The program consisted of Doris Humphrey's Air for the G String and Limon's Orfeo, Chaconne, and Waldstein Sonata, the latter of which was revived and completed by Daniel Lewis after Limon's death.

Miliosr described Air on a G String (1928) above, and I don't have much to add--the costumes are very key players in this work. The dancers described performing this as somewhat spiritual and meditative, which you could tell in watching them.

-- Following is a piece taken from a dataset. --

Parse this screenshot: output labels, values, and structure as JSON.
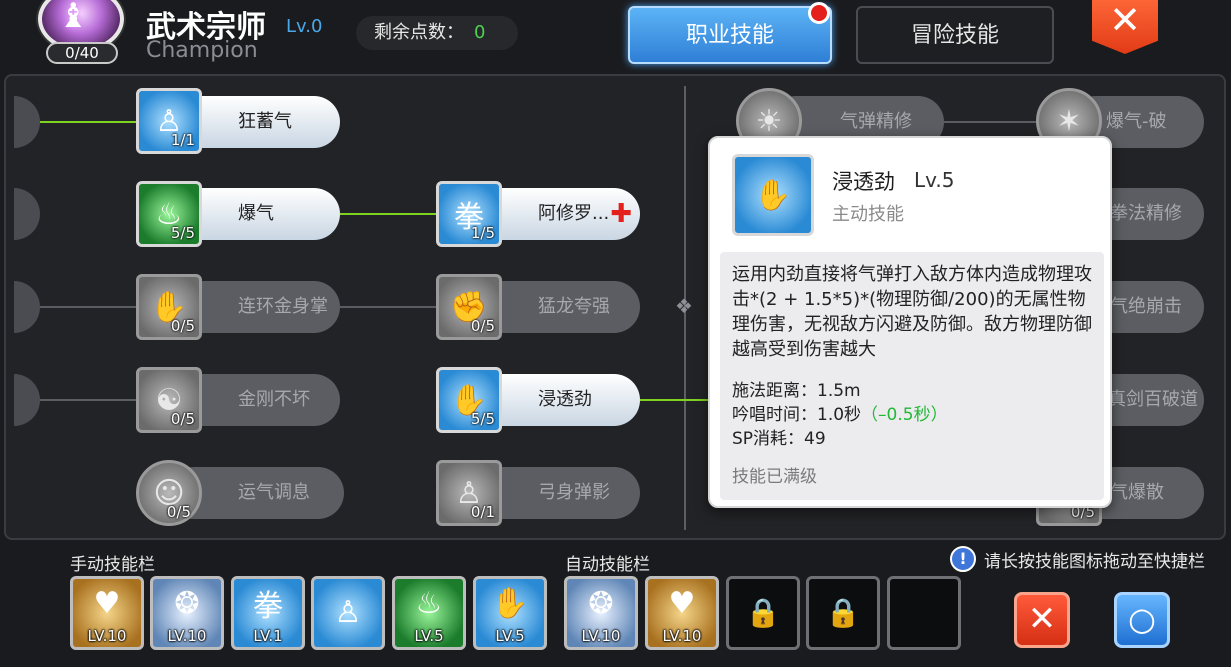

Orfeo is a relatively work of Limon's based on the myth of Orpheus and Eurydice. As per the program, "Orfeo, dancing his lyrical lament of love and loss, calls his beloved Eurydice from the dead. Swathed in veils and protected by her Guardians, she come and their duet of the love of the souls ensues. The reality of death comes and Eurydice returns to Hades, leaving Orfeo once again with his tortuous doubts and hopes." This is one of Limon's last works, premiering just months before his death and not long after his wife's death, which provided the impetus for his choice of this story. It included more virtuosic dancing, especially for Orfeo. Orfeo was danced by Nicholas Ruscica and Eurydice by Frances Lorraine Samson.

Chaconne was next on the program and is the only dance on the program that I had seen previously. In that case, at Jacob's Pillow, an archival film of Limon dancing was shown and then danced live with several dancers each performing part of the role. Here, it was performed by just one dancer, Savannah Spratt, and I much preferred seeing it this way. 

Last, but not least was my favorite, Waldstein Sonata, which was Limon's last work, to Beethoven's Piano Sonata no 21 in C Major, Opus 53. As I indicated early, it was not complete at his death. In an answer to a question from the audience, we were told that all of the first movement had been choreographed and there were parts of the second and third movements, but the strings of movement hadn't been put together. It was reconstructed and first performed in 1975, 3 years after Limon's death. I certainly couldn't tell any differences between the quality of the different movements. This was a very bright and happy dance for four couples, and it ended the evening on a very good note.